Project Medishare is a non-profit organization founded in 1994 by Barth Green, M.D., and Dr. Arthur Fournier, M.D. The first team of faculty from the University of Miami Schools of Medicine and Nursing were charged with assessing the healthcare situation in Haiti in order to explore ways in which they could improve health conditions for the country’s largely impoverished population. Since the first trip, Medishare has developed partnerships with organizations, physicians, and allied health professionals. Project Medishare is dedicated to sharing its human and technical resources with its Haitian partners in the quest to achieve quality health care and development services for all.


Celebrating the Life of Marie Chery, Country Director

In March of 2014, Project Medishare suffered the loss of Marie Chery, B.S.N., RN, dedicated country director and nurse educator.

Chery received her Bachelor of Science in Nursing from City College of New York in 1977 and later moved to Miami in 1988 to work for the University of Miami. In 2000, she visited Haiti with a medical group from Project Medishare; from that point forward, she was determined to return.

“Marie’s destiny was tied to her country of birth and, most of all, to her mother, who was the respected director of nursing at the State University Nursing School in Port-au-Prince, Haiti,” Project Medishare wrote.

Chery was recruited to the University of Miami School of Nursing and Health Studies with an assignment to strengthen Haiti’s nursing infrastructure through education and training programs.  Through a dual leadership role with the University of Miami Global Institute for Community Health and Development, Chery proved to be an invaluable asset as she rose through the ranks of Project Medishare and the nursing school, and her ascent culminated in the position of country director for all of Project Medishare and the nursing school’s programs in Haiti. Chery’s love and passion for Haiti was focused on its most under-served citizens in the isolated Central Plateau. 

Chery’s leadership took a small program serving a few hundred people in the town of Thomonde to a comprehensive community health and development initiative that now provides healthcare to more than 100,000 people. Her many accomplishments include the construction and operation of the first maternal health center in the Central Plateau; the construction of a new government community health clinic; the implementation of mobile health posts in isolated rural areas; the education and training of both Haitian and international medical professionals; the creation of an emergency cholera treatment center; the construction of the Kay Pasha, an education and training center; and the creation of a chlorine factory to combat the deadly cholera epidemic. The programs that were nearest to Chery’s heart were those launched for the protection of orphans and vulnerable children, such as the provision of school health to more than 20,000 school children every year. In 2008, IMP nominated Marie for the RFK Human Rights Award, which honors courageous individuals striving for social justice.
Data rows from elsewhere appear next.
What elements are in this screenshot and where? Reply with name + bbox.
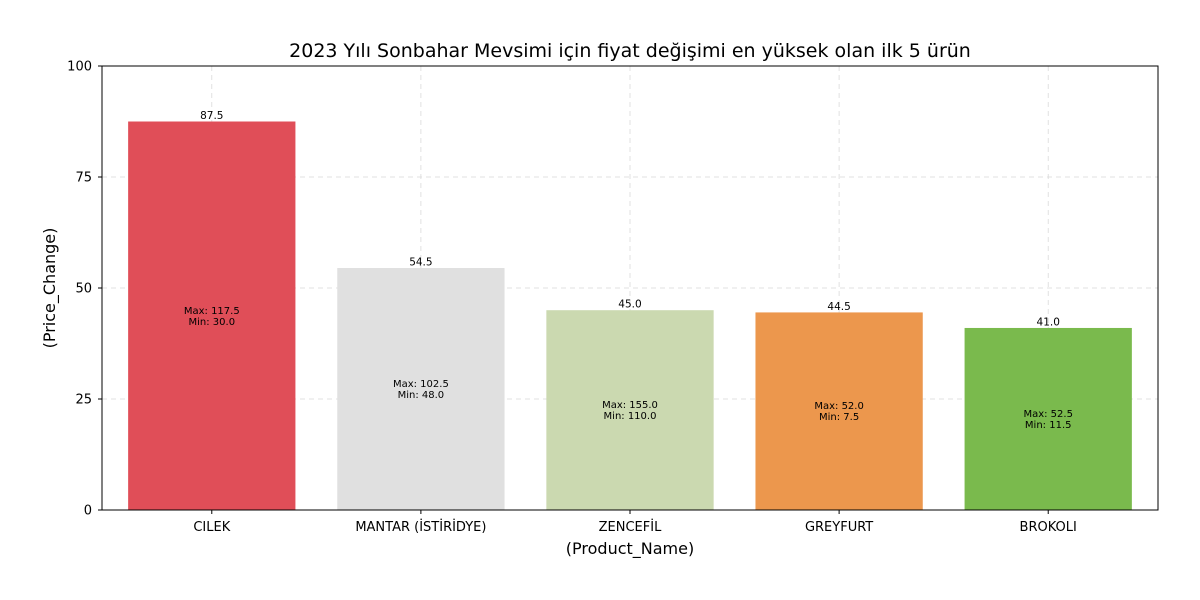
bar-max-label: Max: 52.5 xyxy=(1023,409,1073,420)
bar-min-label: Min: 48.0 xyxy=(398,390,445,401)
chart-title: 2023 Yılı Sonbahar Mevsimi için fiyat de… xyxy=(289,40,971,62)
bar-value-label: 41.0 xyxy=(1037,316,1060,328)
x-tick-label: CILEK xyxy=(193,520,230,535)
bar xyxy=(964,327,1132,510)
y-axis-label: (Price_Change) xyxy=(40,228,60,349)
x-tick-label: ZENCEFİL xyxy=(599,519,662,535)
bar xyxy=(546,310,714,510)
y-tick-label: 50 xyxy=(75,282,92,297)
x-axis-label: (Product_Name) xyxy=(566,539,694,559)
bar-max-label: Max: 117.5 xyxy=(184,306,240,317)
x-tick-label: GREYFURT xyxy=(805,520,873,535)
bar-min-label: Min: 30.0 xyxy=(189,317,236,328)
ticks-layer: 0 25 50 75 100 CILEK MANTAR (İSTİRİDYE) ZENCEFİ… xyxy=(67,60,1077,536)
bar-min-label: Min: 7.5 xyxy=(819,412,859,423)
bar-max-label: Max: 155.0 xyxy=(602,400,658,411)
y-tick-label: 25 xyxy=(75,393,92,408)
y-tick-label: 100 xyxy=(67,60,92,75)
bar-value-label: 45.0 xyxy=(618,299,641,311)
bar-value-label: 54.5 xyxy=(409,257,432,269)
bar xyxy=(755,312,923,510)
bar xyxy=(337,268,505,510)
bar-value-label: 44.5 xyxy=(827,301,850,313)
bar-min-label: Min: 11.5 xyxy=(1025,420,1072,431)
bar xyxy=(128,121,296,510)
y-tick-label: 0 xyxy=(84,504,92,519)
y-tick-label: 75 xyxy=(75,171,92,186)
bar-max-label: Max: 52.0 xyxy=(814,401,864,412)
bar-max-label: Max: 102.5 xyxy=(393,379,449,390)
bar-min-label: Min: 110.0 xyxy=(604,411,657,422)
bar-value-label: 87.5 xyxy=(200,110,223,122)
x-tick-label: BROKOLI xyxy=(1020,520,1077,535)
x-tick-label: MANTAR (İSTİRİDYE) xyxy=(355,519,486,535)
Huda Ayas, Ed.D. ’06, M.B.A. ’98, M.H.S.A. ’93, associate dean for international medicine, who had the pleasure of working with Chery, recalled, “In the midst of despair, while I was with Marie after the earthquake, she was a golden bridge that connected the international medical efforts to the people of Haiti. Her dedication, selflessness, and never-ending hard work built the foundation that today's medical clinics and education are currently standing on and will be from now on. She forever will be remembered as the person who never backed down or gave an inch when ‘doing the right thing’ was at stake. Marie’s smiles and laughter can still be seen and heard as each patient and GW student visit Haiti’s clinics.”